Remdesivir is in EXTREMELY limited production and Gilead is passing it over to only selected hospital pharmacies. Before this, it was "compassionate care" use only and literally had to be shipped one treatment at a time to the prescribing physician.

The data, actually, are far better for Remdesivir (both efficacy and side-effect profile) than HCQ.

The underlying problem is this is an investigational medicine, and there simply is not that much of it out there. It's made in batches, then stored for clinical trials, so that everyone in the trial gets the drug from the same batch (i.e. remove one variable that could confound the results).

HCQ has been around for 40+ years, it's easy to make, and it out there because it is used for other conditions.

The recommendation was made because of relative availability, nothing more, nothing less.

So what about mass produced Chinese Remdesivir "copycat" medication?
Chinese firm copies Gilead's remdesivir, the most promising drug against the new coronavirus
...Amid the ongoing coronavirus outbreak, Gilead Sciences’ experimental remdesivir has emerged as the most promising candidate against the deadly pathogen....
...The Chinese pharma BrightGene has successfully copied remdesivir, the company said ...
...What's more, the Suzhou-based firm said it has already mass-produced remdesivir's active ingredient and is in the process of turning it into finished doses...

Are they using that in China, but not available elsewhere due to international patents?

---------------------

Hmm:
China’s BrightGene successfully copies Gilead’s coronavirus hopeful remdesivir
China slaps down local biotech over claims it could produce Gilead’s experimental coronavirus drug
 
Speaking of Facebook, they are already tracking you via bluetooth and GPS.
iOS does not allow Facebook to use bluetooth and you can turn off location services on an app by app basis (which you should do!).
It is funny that the vast majority of people are fine with private companies tracking their every movement to target ads.
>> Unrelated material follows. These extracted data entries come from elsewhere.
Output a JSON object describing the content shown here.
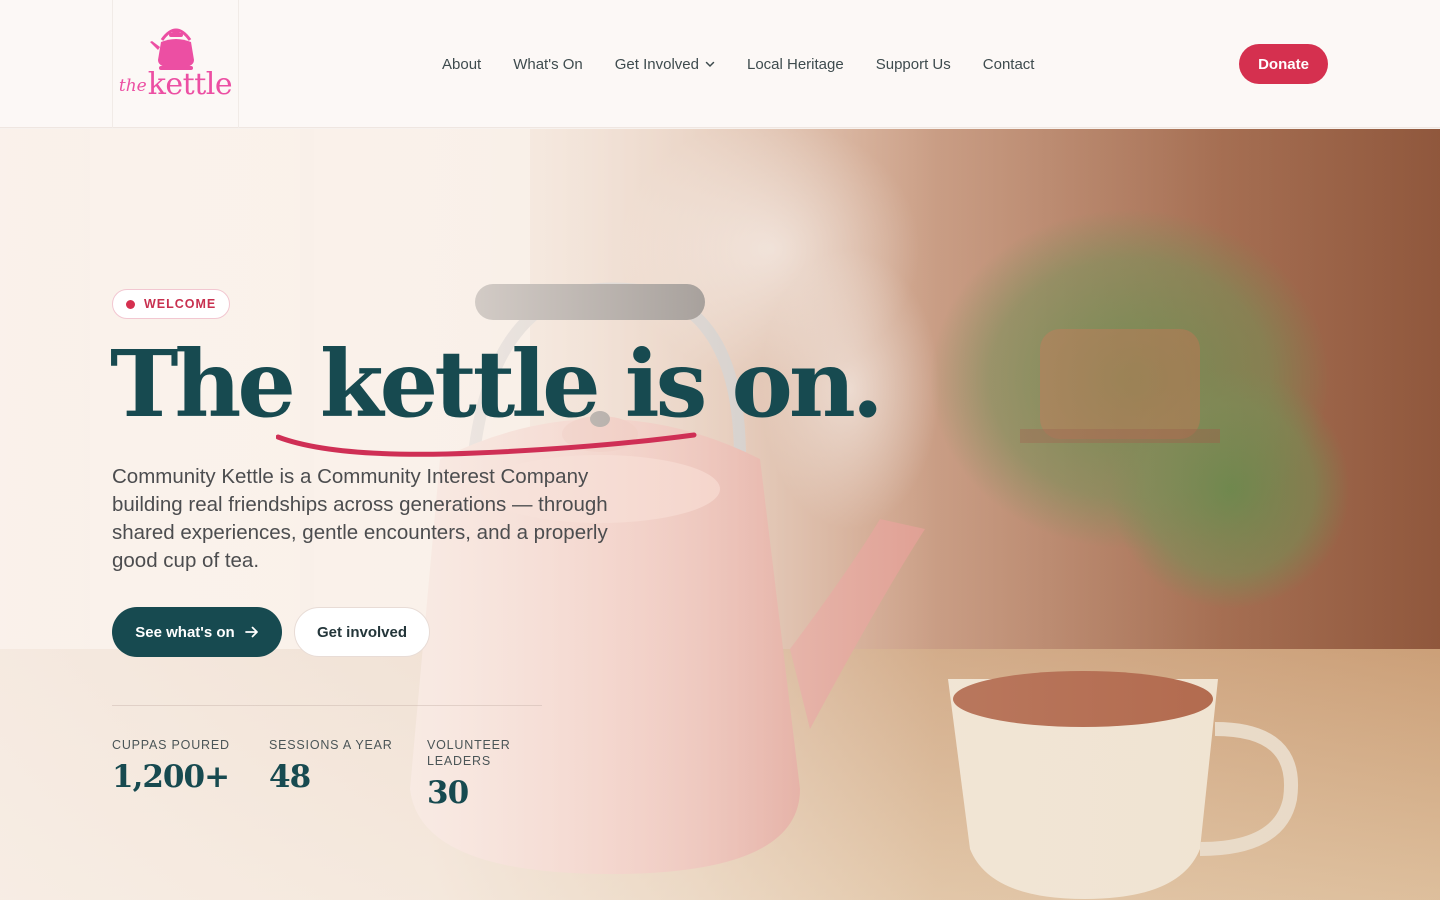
{
  "brand": {
    "logo_prefix": "the",
    "logo_word": "kettle",
    "color_primary": "#174a50",
    "color_accent": "#d5304f",
    "color_logo": "#ec4fa3"
  },
  "nav": {
    "items": [
      {
        "label": "About"
      },
      {
        "label": "What's On"
      },
      {
        "label": "Get Involved",
        "has_dropdown": true
      },
      {
        "label": "Local Heritage"
      },
      {
        "label": "Support Us"
      },
      {
        "label": "Contact"
      }
    ],
    "donate_label": "Donate"
  },
  "hero": {
    "badge": "WELCOME",
    "title_the": "The ",
    "title_rest": "kettle is on.",
    "description": "Community Kettle is a Community Interest Company building real friendships across generations — through shared experiences, gentle encounters, and a properly good cup of tea.",
    "primary_cta": "See what's on",
    "secondary_cta": "Get involved"
  },
  "stats": [
    {
      "label": "CUPPAS POURED",
      "value": "1,200+"
    },
    {
      "label": "SESSIONS A YEAR",
      "value": "48"
    },
    {
      "label": "VOLUNTEER LEADERS",
      "value": "30"
    }
  ]
}
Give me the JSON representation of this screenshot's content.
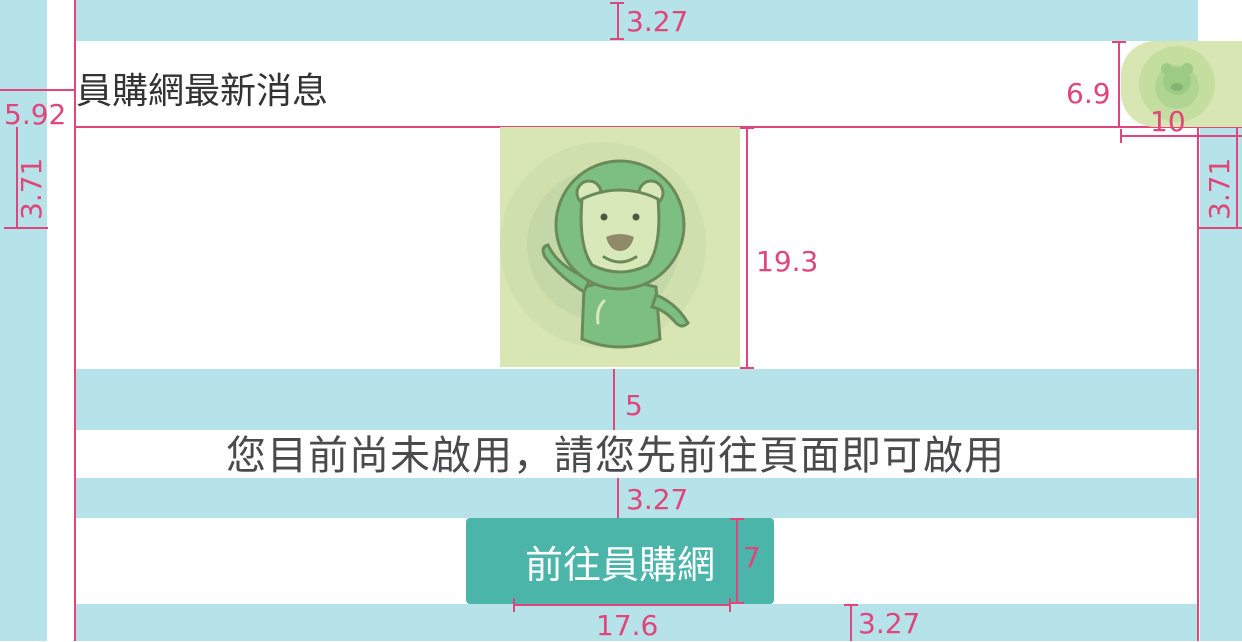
{
  "title": "員購網最新消息",
  "message": "您目前尚未啟用，請您先前往頁面即可啟用",
  "button_label": "前往員購網",
  "dimensions": {
    "top_gap": "3.27",
    "corner_height": "6.9",
    "corner_width": "10",
    "title_height": "5.92",
    "side_left": "3.71",
    "side_right": "3.71",
    "hero_height": "19.3",
    "hero_gap": "5",
    "message_gap": "3.27",
    "button_height": "7",
    "button_width": "17.6",
    "bottom_gap": "3.27"
  },
  "icons": {
    "hero": "bear-mascot-icon",
    "corner": "bear-badge-icon"
  },
  "colors": {
    "accent": "#4bb5a9",
    "spacer": "#b6e3ea",
    "guide": "#e0457b",
    "dimension_text": "#e0457b",
    "hero_background": "#d7e6b3",
    "bear_green": "#7cbf80"
  }
}
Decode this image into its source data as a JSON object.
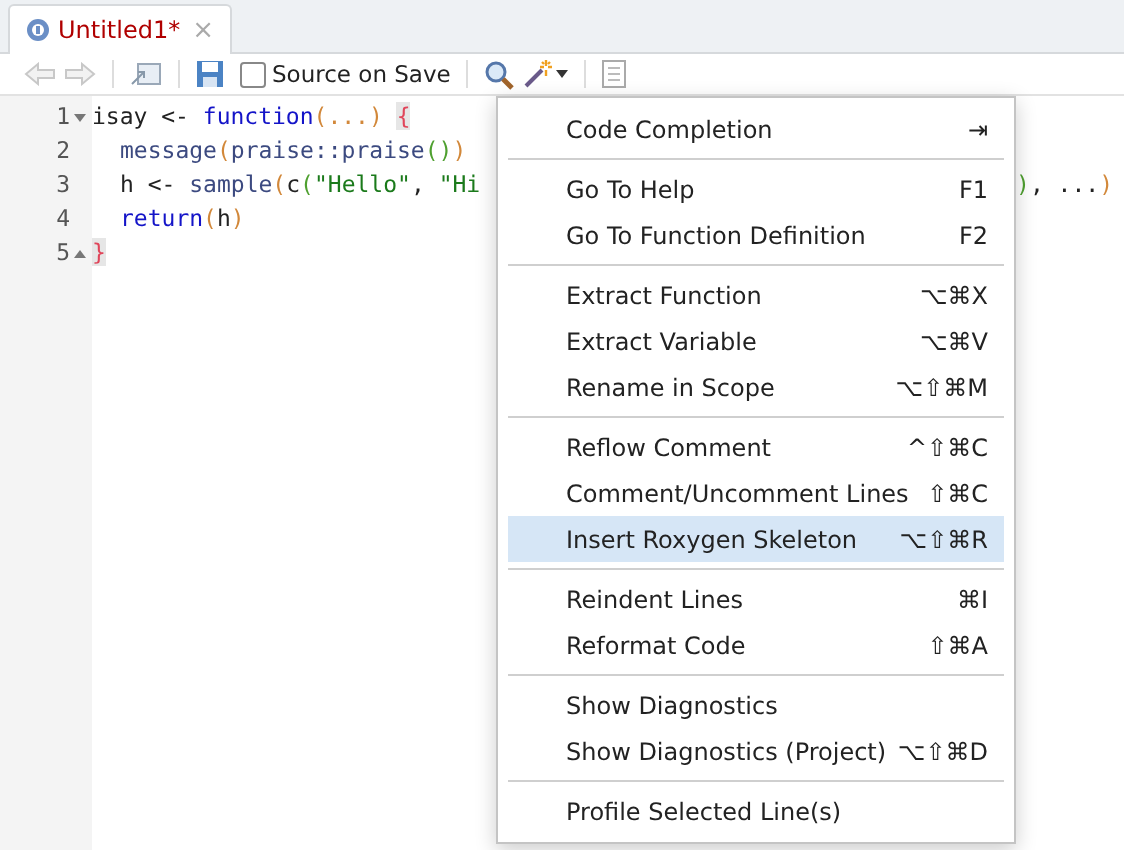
{
  "tab": {
    "title": "Untitled1*",
    "modified": true,
    "close": "×"
  },
  "toolbar": {
    "source_on_save": {
      "label": "Source on Save",
      "checked": false
    }
  },
  "editor": {
    "lines": [
      {
        "number": "1",
        "fold_start": true,
        "fold_end": false,
        "indented": false,
        "tokens": [
          {
            "kind": "plain",
            "text": "isay <- "
          },
          {
            "kind": "keyword",
            "text": "function"
          },
          {
            "kind": "paren",
            "text": "(...) "
          },
          {
            "kind": "brace",
            "text": "{"
          }
        ]
      },
      {
        "number": "2",
        "fold_start": false,
        "fold_end": false,
        "indented": true,
        "tokens": [
          {
            "kind": "call",
            "text": "message"
          },
          {
            "kind": "paren",
            "text": "("
          },
          {
            "kind": "call",
            "text": "praise::praise"
          },
          {
            "kind": "paren2",
            "text": "()"
          },
          {
            "kind": "paren",
            "text": ")"
          }
        ]
      },
      {
        "number": "3",
        "fold_start": false,
        "fold_end": false,
        "indented": true,
        "tokens": [
          {
            "kind": "plain",
            "text": "h <- "
          },
          {
            "kind": "call",
            "text": "sample"
          },
          {
            "kind": "paren",
            "text": "("
          },
          {
            "kind": "plain",
            "text": "c"
          },
          {
            "kind": "paren2",
            "text": "("
          },
          {
            "kind": "string",
            "text": "\"Hello\""
          },
          {
            "kind": "plain",
            "text": ", "
          },
          {
            "kind": "string",
            "text": "\"Hi"
          }
        ],
        "tail": [
          {
            "kind": "paren2",
            "text": ")"
          },
          {
            "kind": "plain",
            "text": ", ..."
          },
          {
            "kind": "paren",
            "text": ")"
          }
        ]
      },
      {
        "number": "4",
        "fold_start": false,
        "fold_end": false,
        "indented": true,
        "tokens": [
          {
            "kind": "keyword",
            "text": "return"
          },
          {
            "kind": "paren",
            "text": "("
          },
          {
            "kind": "plain",
            "text": "h"
          },
          {
            "kind": "paren",
            "text": ")"
          }
        ]
      },
      {
        "number": "5",
        "fold_start": false,
        "fold_end": true,
        "indented": false,
        "tokens": [
          {
            "kind": "brace",
            "text": "}"
          }
        ]
      }
    ]
  },
  "menu": {
    "items": [
      {
        "kind": "item",
        "label": "Code Completion",
        "shortcut": "⇥",
        "selected": false
      },
      {
        "kind": "separator"
      },
      {
        "kind": "item",
        "label": "Go To Help",
        "shortcut": "F1",
        "selected": false
      },
      {
        "kind": "item",
        "label": "Go To Function Definition",
        "shortcut": "F2",
        "selected": false
      },
      {
        "kind": "separator"
      },
      {
        "kind": "item",
        "label": "Extract Function",
        "shortcut": "⌥⌘X",
        "selected": false
      },
      {
        "kind": "item",
        "label": "Extract Variable",
        "shortcut": "⌥⌘V",
        "selected": false
      },
      {
        "kind": "item",
        "label": "Rename in Scope",
        "shortcut": "⌥⇧⌘M",
        "selected": false
      },
      {
        "kind": "separator"
      },
      {
        "kind": "item",
        "label": "Reflow Comment",
        "shortcut": "^⇧⌘C",
        "selected": false
      },
      {
        "kind": "item",
        "label": "Comment/Uncomment Lines",
        "shortcut": "⇧⌘C",
        "selected": false
      },
      {
        "kind": "item",
        "label": "Insert Roxygen Skeleton",
        "shortcut": "⌥⇧⌘R",
        "selected": true
      },
      {
        "kind": "separator"
      },
      {
        "kind": "item",
        "label": "Reindent Lines",
        "shortcut": "⌘I",
        "selected": false
      },
      {
        "kind": "item",
        "label": "Reformat Code",
        "shortcut": "⇧⌘A",
        "selected": false
      },
      {
        "kind": "separator"
      },
      {
        "kind": "item",
        "label": "Show Diagnostics",
        "selected": false
      },
      {
        "kind": "item",
        "label": "Show Diagnostics (Project)",
        "shortcut": "⌥⇧⌘D",
        "selected": false
      },
      {
        "kind": "separator"
      },
      {
        "kind": "item",
        "label": "Profile Selected Line(s)",
        "selected": false
      }
    ]
  }
}
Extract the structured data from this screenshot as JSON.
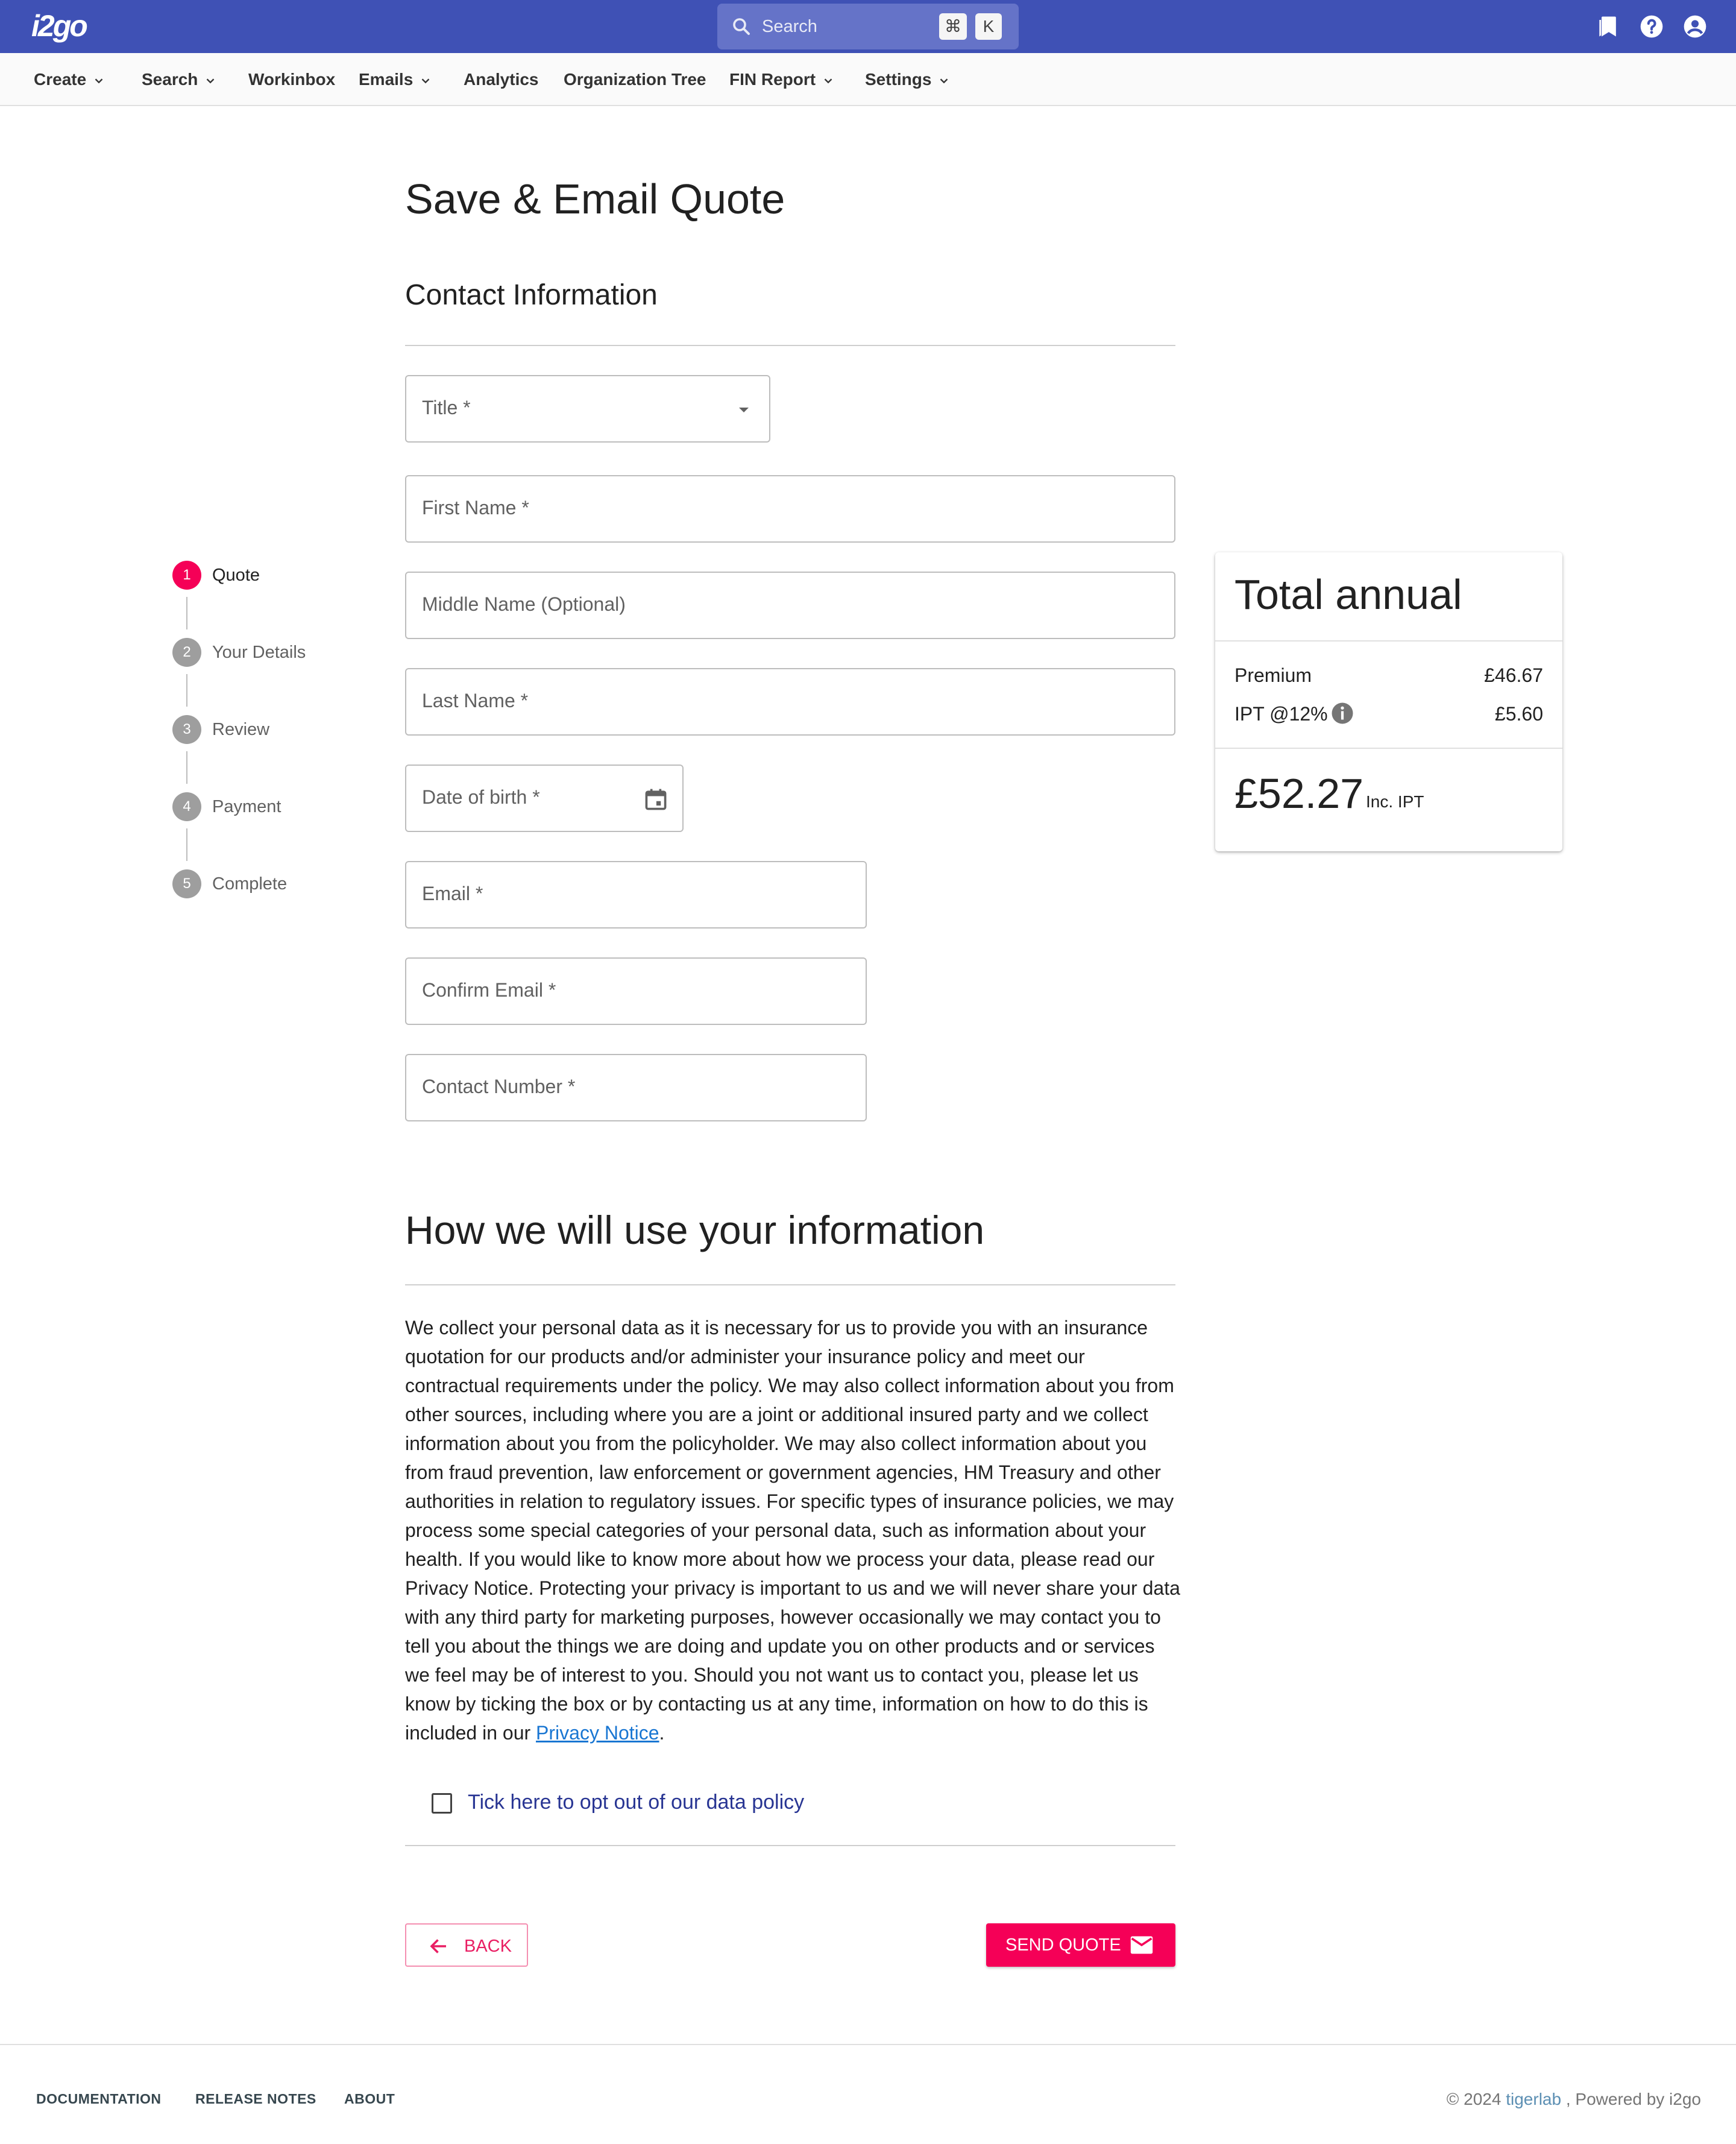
{
  "app": {
    "logo": "i2go"
  },
  "topbar": {
    "search_label": "Search",
    "shortcut_cmd": "⌘",
    "shortcut_key": "K"
  },
  "nav": {
    "items": [
      {
        "label": "Create",
        "dropdown": true
      },
      {
        "label": "Search",
        "dropdown": true
      },
      {
        "label": "Workinbox",
        "dropdown": false
      },
      {
        "label": "Emails",
        "dropdown": true
      },
      {
        "label": "Analytics",
        "dropdown": false
      },
      {
        "label": "Organization Tree",
        "dropdown": false
      },
      {
        "label": "FIN Report",
        "dropdown": true
      },
      {
        "label": "Settings",
        "dropdown": true
      }
    ]
  },
  "page": {
    "title": "Save & Email Quote",
    "contact_heading": "Contact Information"
  },
  "form": {
    "title_label": "Title *",
    "first_name_label": "First Name  *",
    "middle_name_label": "Middle Name (Optional)",
    "last_name_label": "Last Name  *",
    "dob_label": "Date of birth *",
    "email_label": "Email  *",
    "confirm_email_label": "Confirm Email  *",
    "contact_number_label": "Contact Number  *"
  },
  "stepper": {
    "steps": [
      {
        "num": "1",
        "label": "Quote",
        "active": true
      },
      {
        "num": "2",
        "label": "Your Details",
        "active": false
      },
      {
        "num": "3",
        "label": "Review",
        "active": false
      },
      {
        "num": "4",
        "label": "Payment",
        "active": false
      },
      {
        "num": "5",
        "label": "Complete",
        "active": false
      }
    ]
  },
  "summary": {
    "title": "Total annual",
    "premium_label": "Premium",
    "premium_value": "£46.67",
    "ipt_label": "IPT @12%",
    "ipt_value": "£5.60",
    "total": "£52.27",
    "total_suffix": "Inc. IPT"
  },
  "info": {
    "heading": "How we will use your information",
    "body": "We collect your personal data as it is necessary for us to provide you with an insurance quotation for our products and/or administer your insurance policy and meet our contractual requirements under the policy. We may also collect information about you from other sources, including where you are a joint or additional insured party and we collect information about you from the policyholder. We may also collect information about you from fraud prevention, law enforcement or government agencies, HM Treasury and other authorities in relation to regulatory issues. For specific types of insurance policies, we may process some special categories of your personal data, such as information about your health. If you would like to know more about how we process your data, please read our Privacy Notice. Protecting your privacy is important to us and we will never share your data with any third party for marketing purposes, however occasionally we may contact you to tell you about the things we are doing and update you on other products and or services we feel may be of interest to you. Should you not want us to contact you, please let us know by ticking the box or by contacting us at any time, information on how to do this is included in our ",
    "link": "Privacy Notice",
    "body_end": ".",
    "optout_label": "Tick here to opt out of our data policy"
  },
  "actions": {
    "back": "BACK",
    "send": "SEND QUOTE"
  },
  "footer": {
    "links": [
      "DOCUMENTATION",
      "RELEASE NOTES",
      "ABOUT"
    ],
    "copyright": "© 2024 ",
    "brand": "tigerlab",
    "powered": " , Powered by i2go"
  },
  "colors": {
    "primary": "#3f51b5",
    "accent": "#f50057",
    "step_inactive": "#9e9e9e"
  }
}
That's why I said it's a marketing problem, not a technological one.
 
Admittedly, both the mortality rate and just how contagious this thing is ended up being worse than I originally thought. I also did not foresee the issue of hospitals not being able to handle the peak number of patients in their care.

But with all the numbers being thrown out there by people who you think would be smart and know better, I think Maddox is probably pretty close to the truth here:

Full video here:

TLDR: about a 0.5% true mortality rate. Which is still very bad of course. And obviously depends on individual risk factor.
 
Time for a poll:
If your daily fare is magic bullet stuff -- vaccine, meds, herd immunity ...

A question: Do you wear a mask outside the home ? We don’t go anywhere.
Do you wash your hands before eating or preparing food ? and afterwards
Do you wash your hands after you go to the bathroom ? Sigh, not always
Do you maintain social distancing outside the home ? We stay in front yard.
We are in SW Floriduh, ~2.5+ mortality, Lee County.
We have idjits who brag about “freedom and such”, who travel out of state and back, to restaurants
We have short term rentals, _finally_ cracked down on (under 30 days)
I expect to venture out again maybe August, but will re-evaluate
 
...about a 0.5% true mortality rate. Which is still very bad of course. And obviously depends on individual risk factor.

[ Captain Obvious here... ] Do keep in mind it is a bit apples/oranges to compare that to other viruses (like flu) where people already have immunities including having taken yearly vaccines to avoid getting it.
Covid-19 is extra scary due to easy spread and chances are that most people have no immunity. So multiply that mortality rate by the number of people that contract it.
 

If they are actually using that in China, I hope Gilead sues them into oblivion. It's a clear cut case of IP theft. Gilead has given up zero rights to the drug, and the Chinese pharma companies would be required to get permission and pay a license fee to synthesize it.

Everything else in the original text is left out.